If you enjoyed this calculator, you should also check out our what to offer on a house calculator.
How to calculate the rental agent's fee?
Now that you know how to calculate the commercial rent, you can also find out what is the commission that a rental agent gets for helping you strike a deal.
The rental agent's fee is typically calculated as a percentage of the annual rent. For example, your agent might demand 5% of a three-year lease. It means that the landlord has to pay him 5% of the total annual rent every year for the first three years.
Our commercial lease calculator uses the following equation for the fee:
fee = percentage × duration × rent
fee– Rental agent's fee;
percentage– Percentage of the annual rent that you have to pay; and
duration– Time of the lease.
This fee is typically covered by the landlord.

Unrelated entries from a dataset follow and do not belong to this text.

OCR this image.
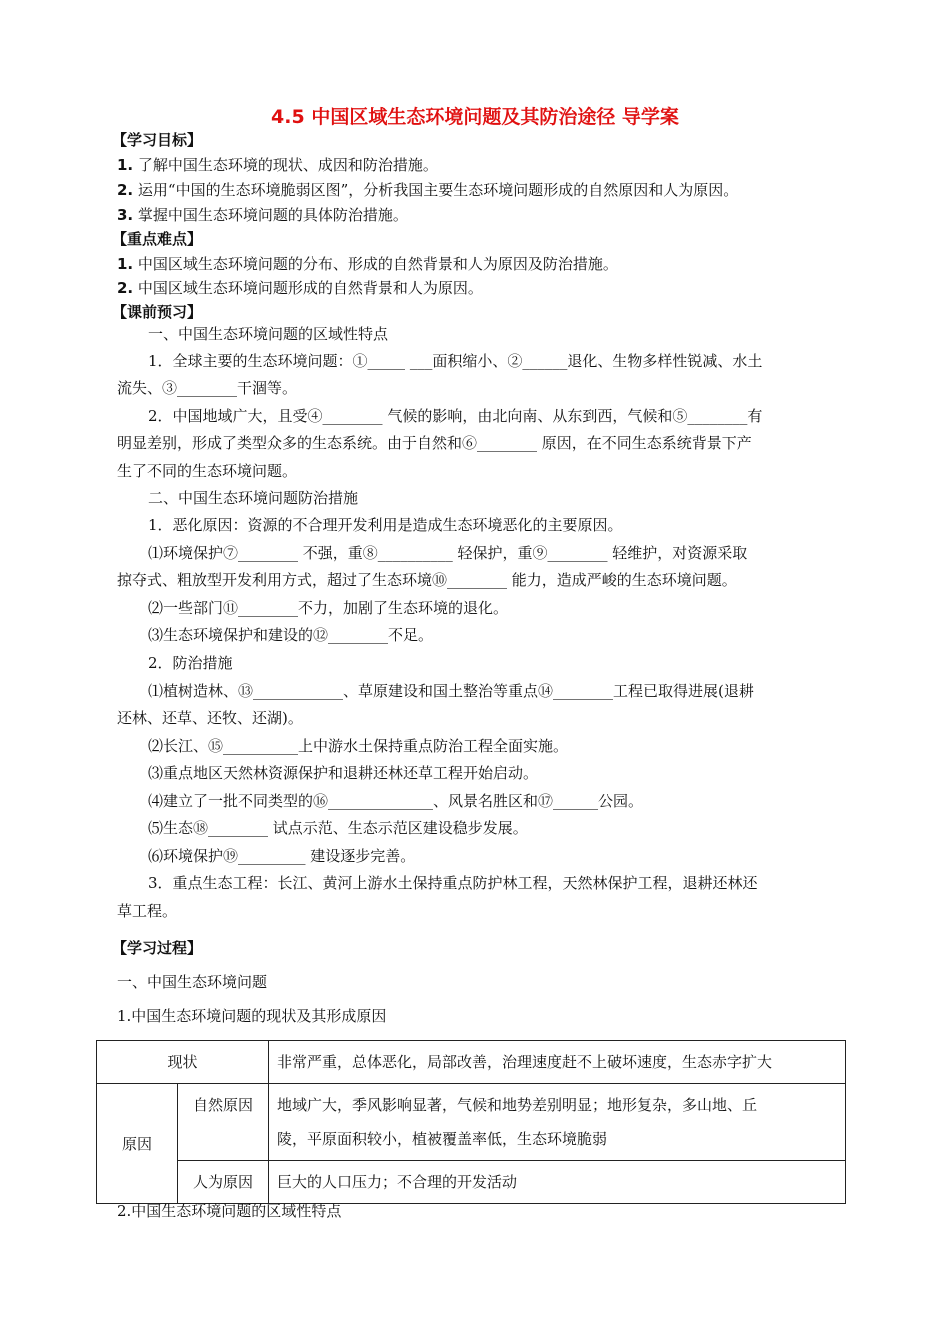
4.5 中国区域生态环境问题及其防治途径 导学案
【学习目标】
1. 了解中国生态环境的现状、成因和防治措施。
2. 运用“中国的生态环境脆弱区图”，分析我国主要生态环境问题形成的自然原因和人为原因。
3. 掌握中国生态环境问题的具体防治措施。
【重点难点】
1. 中国区域生态环境问题的分布、形成的自然背景和人为原因及防治措施。
2. 中国区域生态环境问题形成的自然背景和人为原因。
【课前预习】
一、中国生态环境问题的区域性特点
1．全球主要的生态环境问题：①_____ ___面积缩小、②______退化、生物多样性锐减、水土
流失、③________干涸等。
2．中国地域广大，且受④________ 气候的影响，由北向南、从东到西，气候和⑤________有
明显差别，形成了类型众多的生态系统。由于自然和⑥________ 原因，在不同生态系统背景下产
生了不同的生态环境问题。
二、中国生态环境问题防治措施
1．恶化原因：资源的不合理开发利用是造成生态环境恶化的主要原因。
⑴环境保护⑦________ 不强，重⑧__________ 轻保护，重⑨________ 轻维护，对资源采取
掠夺式、粗放型开发利用方式，超过了生态环境⑩________ 能力，造成严峻的生态环境问题。
⑵一些部门⑪________不力，加剧了生态环境的退化。
⑶生态环境保护和建设的⑫________不足。
2．防治措施
⑴植树造林、⑬____________、草原建设和国土整治等重点⑭________工程已取得进展(退耕
还林、还草、还牧、还湖)。
⑵长江、⑮__________上中游水土保持重点防治工程全面实施。
⑶重点地区天然林资源保护和退耕还林还草工程开始启动。
⑷建立了一批不同类型的⑯______________、风景名胜区和⑰______公园。
⑸生态⑱________ 试点示范、生态示范区建设稳步发展。
⑹环境保护⑲_________ 建设逐步完善。
3．重点生态工程：长江、黄河上游水土保持重点防护林工程，天然林保护工程，退耕还林还
草工程。
【学习过程】
一、中国生态环境问题
1.中国生态环境问题的现状及其形成原因
现状		非常严重，总体恶化，局部改善，治理速度赶不上破坏速度，生态赤字扩大
原因	自然原因	地域广大，季风影响显著，气候和地势差别明显；地形复杂，多山地、丘
陵，平原面积较小，植被覆盖率低，生态环境脆弱

	人为原因	巨大的人口压力；不合理的开发活动
2.中国生态环境问题的区域性特点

There are different ways to pay this fee – for example, it can be agreed that the landlord pays 50% on the day of move-in and 50% on the day of move-out.
Single, double, and triple net leases
There are three main categories of commercial leases. In each type of lease, the risk is divided differently between the landlord and the tenant.
In a single net lease, the landlord takes over most of the risks. The tenant pays the rent and property taxes, but the landlord's insurance premiums, repairs, and maintenance are the landlord's responsibility. The rent tends to be higher than the other lease types to accommodate that risk.
A double net lease transfers the risk of property taxes and insurance premiums to the tenant. The landlord still has to cover repairs and maintenance.
In a triple net lease, also known as the NNN lease, most risks are transferred to the tenant. Property taxes, insurance premiums, as well as all repairs and maintenance are not covered by the landlord. Because of that, the rent is usually much lower, but the tenants have to deal with unexpected expenses, such as repairing a leaking roof. While tenants are reluctant towards this kind of agreement, it makes a landlord's life much easier, as tenants damaging their property are not a problem anymore.
You can use this tool as a triple net lease calculator. To do that, open the
advanced mode of the commercial lease calculator. Enter separately the base rental rate (determined by your landlord) and additional operational expenses that you have to cover over a year.